The deadline for the first round of SEMS audits was Friday, a date which was celebrated by…nobody. So what does BSEE, the agency that required the audits in the first place, do with the results?
Just one guy’s opinion, but I wish BSEE would to the following:
1. Tell us how many oil and gas operators there are in offshore U.S. waters, based on the ones that turned in audits. Sounds like a simple piece of information but I don’t think anyone really knows. The SEMS rule estimated there were 160, but, given how many offshore facilities are shut-in, that was a guess.
2. Related to that, operators had to give BSEE a company contact when SEMS when into effect. Compare that to the number of audits turned in and tell us how many operators have exited the Gulf of Mexico since the rule went into effect. We know it has happened; let’s quantify it.

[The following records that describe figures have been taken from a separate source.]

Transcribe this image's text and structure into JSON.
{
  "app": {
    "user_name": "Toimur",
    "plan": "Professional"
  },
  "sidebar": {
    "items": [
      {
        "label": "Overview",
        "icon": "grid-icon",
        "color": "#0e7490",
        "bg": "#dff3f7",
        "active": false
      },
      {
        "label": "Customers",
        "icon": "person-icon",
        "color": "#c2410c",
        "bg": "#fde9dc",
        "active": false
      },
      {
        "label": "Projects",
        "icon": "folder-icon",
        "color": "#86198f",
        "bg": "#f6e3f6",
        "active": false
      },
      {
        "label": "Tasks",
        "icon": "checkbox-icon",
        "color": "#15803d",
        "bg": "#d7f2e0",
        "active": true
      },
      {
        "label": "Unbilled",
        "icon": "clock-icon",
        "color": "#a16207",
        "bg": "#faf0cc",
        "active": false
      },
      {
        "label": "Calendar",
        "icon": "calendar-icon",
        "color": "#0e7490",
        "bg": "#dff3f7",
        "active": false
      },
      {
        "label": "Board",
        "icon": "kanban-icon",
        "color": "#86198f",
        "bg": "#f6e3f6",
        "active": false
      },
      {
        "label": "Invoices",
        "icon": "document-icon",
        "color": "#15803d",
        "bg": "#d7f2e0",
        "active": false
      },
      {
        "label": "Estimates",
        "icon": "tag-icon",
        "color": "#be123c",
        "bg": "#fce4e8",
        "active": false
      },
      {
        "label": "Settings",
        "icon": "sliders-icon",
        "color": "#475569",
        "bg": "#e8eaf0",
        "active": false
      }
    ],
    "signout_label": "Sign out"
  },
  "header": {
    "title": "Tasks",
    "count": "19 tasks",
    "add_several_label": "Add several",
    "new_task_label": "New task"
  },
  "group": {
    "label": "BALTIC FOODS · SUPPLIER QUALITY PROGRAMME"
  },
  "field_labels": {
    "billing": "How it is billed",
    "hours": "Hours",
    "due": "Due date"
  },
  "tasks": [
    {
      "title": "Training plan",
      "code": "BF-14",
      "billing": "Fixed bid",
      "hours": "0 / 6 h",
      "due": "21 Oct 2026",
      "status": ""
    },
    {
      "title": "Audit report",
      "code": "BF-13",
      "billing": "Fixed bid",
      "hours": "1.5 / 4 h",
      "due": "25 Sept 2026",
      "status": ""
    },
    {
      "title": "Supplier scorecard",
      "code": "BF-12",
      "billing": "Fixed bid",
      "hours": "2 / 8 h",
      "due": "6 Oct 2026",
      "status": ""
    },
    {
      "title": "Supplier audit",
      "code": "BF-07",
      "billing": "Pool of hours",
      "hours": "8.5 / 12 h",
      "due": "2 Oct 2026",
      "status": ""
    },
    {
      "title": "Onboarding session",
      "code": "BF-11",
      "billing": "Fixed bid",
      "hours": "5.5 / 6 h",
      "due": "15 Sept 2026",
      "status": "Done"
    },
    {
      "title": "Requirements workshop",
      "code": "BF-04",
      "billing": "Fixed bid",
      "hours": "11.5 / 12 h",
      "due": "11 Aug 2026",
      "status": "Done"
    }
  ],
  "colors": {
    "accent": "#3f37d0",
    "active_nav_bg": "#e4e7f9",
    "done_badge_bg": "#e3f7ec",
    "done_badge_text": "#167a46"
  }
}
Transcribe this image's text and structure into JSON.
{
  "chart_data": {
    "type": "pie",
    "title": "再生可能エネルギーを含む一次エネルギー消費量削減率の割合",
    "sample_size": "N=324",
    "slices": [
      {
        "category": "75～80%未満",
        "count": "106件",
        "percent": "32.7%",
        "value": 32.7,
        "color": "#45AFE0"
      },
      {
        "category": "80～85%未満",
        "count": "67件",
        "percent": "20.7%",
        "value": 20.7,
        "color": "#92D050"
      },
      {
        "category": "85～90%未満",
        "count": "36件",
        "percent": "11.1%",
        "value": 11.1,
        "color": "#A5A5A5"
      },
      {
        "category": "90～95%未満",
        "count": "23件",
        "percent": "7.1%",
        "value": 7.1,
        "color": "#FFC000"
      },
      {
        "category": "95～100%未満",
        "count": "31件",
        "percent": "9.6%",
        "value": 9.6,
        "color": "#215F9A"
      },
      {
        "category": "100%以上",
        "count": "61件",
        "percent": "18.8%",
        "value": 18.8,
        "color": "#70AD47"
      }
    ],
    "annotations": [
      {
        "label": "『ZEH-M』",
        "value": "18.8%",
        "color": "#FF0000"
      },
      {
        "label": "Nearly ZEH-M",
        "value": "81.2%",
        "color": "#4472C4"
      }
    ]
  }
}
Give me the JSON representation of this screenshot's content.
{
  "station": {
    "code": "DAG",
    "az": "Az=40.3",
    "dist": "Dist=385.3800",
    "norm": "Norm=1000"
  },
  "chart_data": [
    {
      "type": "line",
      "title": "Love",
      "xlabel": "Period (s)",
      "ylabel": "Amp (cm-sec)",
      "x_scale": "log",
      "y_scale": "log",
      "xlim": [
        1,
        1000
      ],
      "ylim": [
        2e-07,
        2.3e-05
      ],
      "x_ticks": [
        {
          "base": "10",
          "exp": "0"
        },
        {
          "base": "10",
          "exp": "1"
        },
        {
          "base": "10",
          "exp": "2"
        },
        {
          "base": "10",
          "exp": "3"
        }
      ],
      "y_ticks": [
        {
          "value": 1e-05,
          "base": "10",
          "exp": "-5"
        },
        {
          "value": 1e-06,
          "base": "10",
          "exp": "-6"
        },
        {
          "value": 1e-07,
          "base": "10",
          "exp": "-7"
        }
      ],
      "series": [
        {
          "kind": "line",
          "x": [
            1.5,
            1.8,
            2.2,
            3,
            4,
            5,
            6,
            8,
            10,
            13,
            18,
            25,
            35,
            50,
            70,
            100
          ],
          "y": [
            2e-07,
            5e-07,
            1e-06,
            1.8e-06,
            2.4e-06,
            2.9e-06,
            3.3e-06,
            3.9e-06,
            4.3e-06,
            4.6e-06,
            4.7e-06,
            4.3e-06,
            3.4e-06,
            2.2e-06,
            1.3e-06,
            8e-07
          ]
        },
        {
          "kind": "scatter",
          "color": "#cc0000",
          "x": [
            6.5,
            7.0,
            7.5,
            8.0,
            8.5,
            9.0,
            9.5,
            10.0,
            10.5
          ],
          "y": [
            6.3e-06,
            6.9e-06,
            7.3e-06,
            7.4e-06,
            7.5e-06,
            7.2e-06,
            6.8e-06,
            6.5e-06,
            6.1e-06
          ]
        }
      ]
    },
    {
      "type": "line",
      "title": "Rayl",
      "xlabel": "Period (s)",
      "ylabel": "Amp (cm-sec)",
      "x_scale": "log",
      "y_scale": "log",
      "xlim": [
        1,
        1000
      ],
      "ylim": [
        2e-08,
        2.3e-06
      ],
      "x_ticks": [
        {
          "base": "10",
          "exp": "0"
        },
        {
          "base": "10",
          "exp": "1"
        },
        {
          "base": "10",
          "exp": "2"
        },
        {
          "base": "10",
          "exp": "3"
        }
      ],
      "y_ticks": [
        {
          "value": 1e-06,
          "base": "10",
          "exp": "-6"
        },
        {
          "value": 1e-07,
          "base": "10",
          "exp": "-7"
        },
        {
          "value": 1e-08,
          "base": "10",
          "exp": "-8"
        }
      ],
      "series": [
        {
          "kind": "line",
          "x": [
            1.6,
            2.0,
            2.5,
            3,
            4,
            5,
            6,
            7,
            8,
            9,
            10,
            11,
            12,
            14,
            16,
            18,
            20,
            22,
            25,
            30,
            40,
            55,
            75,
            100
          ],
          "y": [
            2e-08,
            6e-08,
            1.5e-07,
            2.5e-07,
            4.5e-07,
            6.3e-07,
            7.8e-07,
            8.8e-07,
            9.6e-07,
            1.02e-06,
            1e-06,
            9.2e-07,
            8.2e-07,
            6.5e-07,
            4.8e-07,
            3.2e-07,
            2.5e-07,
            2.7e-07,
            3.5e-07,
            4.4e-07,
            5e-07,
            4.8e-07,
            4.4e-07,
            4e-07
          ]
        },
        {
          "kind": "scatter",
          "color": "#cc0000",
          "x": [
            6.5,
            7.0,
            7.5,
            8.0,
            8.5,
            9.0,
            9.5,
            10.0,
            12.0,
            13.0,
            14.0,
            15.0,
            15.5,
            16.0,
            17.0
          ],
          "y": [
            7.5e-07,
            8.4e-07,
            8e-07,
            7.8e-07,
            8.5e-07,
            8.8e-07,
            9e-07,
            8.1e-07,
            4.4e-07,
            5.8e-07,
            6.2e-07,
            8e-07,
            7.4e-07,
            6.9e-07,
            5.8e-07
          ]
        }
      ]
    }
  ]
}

3. Scrub the names of the companies from the audit reports and let us know the general results. SEMS is about continuous improvement. Let’s start with the lessons learned from the audits. Rent a very large room. Invite operators and contractors alike and do a “hot-wash” of what has worked and what hasn’t.
4. Issue a Notice to Lessees that clarifies BSEE’s expectations on audits and what the agency’s role will be in future audits. One of the biggest complaints you hear about the audits is over the inconsistencies among audit providers. It is also time BSEE explained whether its job is to audit SEMS plans or to audit auditors.
That’s what is on my wish list. I have made my own study of the types of discrepancies the different auditors found and those lessons learned are a large part of my SEMS workshops and consulting with contractors. But it would be good if BSEE would share its information with industry.